Yeah, I’m actually in a similar situation here - free ESXi installs in a lot of sites (we were a vSphere shop with a lot of shitty little remote sites that couldn’t justify vSphere). This was from before HyperV was a thing.

Not sure if you’re aware, but ESXi itself is free/no support from VMware, not sure if there is a pay license for it, that’s normally associated with vSphere/vCenter server which does the control/central logging/license server, etc.

If you’re running ESXi standalone, it may well be a FREE UPGRADE for you, as you may well be on the free license. If you have no vCenter, I’d suggest this may be the case?

If you have VMware support subscription (and vCenter/vSphere) I believe upgrades are included.

Virtual disks can be converted, either offline with Starwinds v2v converter, or sort of on-line using Microsoft SCVMM and vCenter server.

vCenter is available as an eval for 60 days, you’ve (maybe?) had contact with SCVMM before if you’ve run hyper-v with multiple hosts in a cluster (it’s Microsofts equivalent product to vSphere).

Basically you can add your vSphere cluster to SCVMM, and it can handle migration of VMs. Not whilst running unfortunately, but it will automate disk conversions, etc.

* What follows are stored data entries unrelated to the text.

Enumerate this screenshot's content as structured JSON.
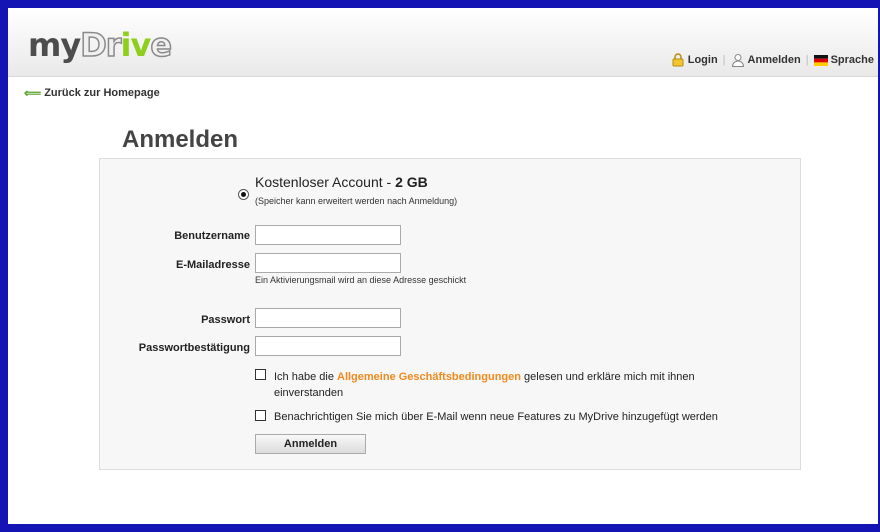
{
  "header": {
    "logo": {
      "part1": "my",
      "part2": "Dr",
      "part3": "iv",
      "part4": "e"
    },
    "nav": {
      "login": "Login",
      "anmelden": "Anmelden",
      "sprache": "Sprache",
      "separator": "|"
    }
  },
  "back_link": "Zurück zur Homepage",
  "page_title": "Anmelden",
  "form": {
    "plan_name": "Kostenloser Account - ",
    "plan_size": "2 GB",
    "plan_note": "(Speicher kann erweitert werden nach Anmeldung)",
    "username_label": "Benutzername",
    "username_value": "",
    "email_label": "E-Mailadresse",
    "email_value": "",
    "email_hint": "Ein Aktivierungsmail wird an diese Adresse geschickt",
    "password_label": "Passwort",
    "password_value": "",
    "password_confirm_label": "Passwortbestätigung",
    "password_confirm_value": "",
    "terms_before": "Ich habe die ",
    "terms_link": "Allgemeine Geschäftsbedingungen",
    "terms_after": " gelesen und erkläre mich mit ihnen",
    "terms_line2": "einverstanden",
    "newsletter": "Benachrichtigen Sie mich über E-Mail wenn neue Features zu MyDrive hinzugefügt werden",
    "submit_label": "Anmelden"
  },
  "colors": {
    "frame": "#1414b4",
    "accent_link": "#f08a1c",
    "logo_green": "#8fce1c"
  }
}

We do run vSphere, and before they hired me (more for my experience with the ERP software than my IT admin experience, although I do alright most of the time) they had a contract with a small local IT company that managed and maintained all their servers for them and did all the other general IT stuff like client setup, support, networking, etc.

There annual spend with them had got to the point where it made sense to hire someone full time and that’s where I came in.

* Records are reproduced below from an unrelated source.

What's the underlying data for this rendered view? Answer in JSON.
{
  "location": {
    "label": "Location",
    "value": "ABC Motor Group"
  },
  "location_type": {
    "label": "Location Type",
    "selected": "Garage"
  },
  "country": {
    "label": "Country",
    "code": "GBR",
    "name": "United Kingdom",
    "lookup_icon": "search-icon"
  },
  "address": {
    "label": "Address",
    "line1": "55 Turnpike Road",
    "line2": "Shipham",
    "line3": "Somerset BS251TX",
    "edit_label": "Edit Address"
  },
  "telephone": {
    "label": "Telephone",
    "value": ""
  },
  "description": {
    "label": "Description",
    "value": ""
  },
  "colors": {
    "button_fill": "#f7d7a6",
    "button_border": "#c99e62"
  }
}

We still have them on contract but now only as a backup to me and to assist me where needed, I contacted them previously about this issue.
I called them again today and mentioned some of the points you raised and asked why we where on such and old version and he told me that it was to maintain the compatibility to migrate VM’s to some of the older servers we have for failover purposes.

So that’s a reason I guess. He is going to help me look into the stuff you suggested to look at in esxi and then do the Hyper-V tests, he thinks we can restore/convert the VMware stuff to Hyper-V from within Veeam Backup which should make life a little easier.

This topic was automatically closed 273 days after the last reply. New replies are no longer allowed.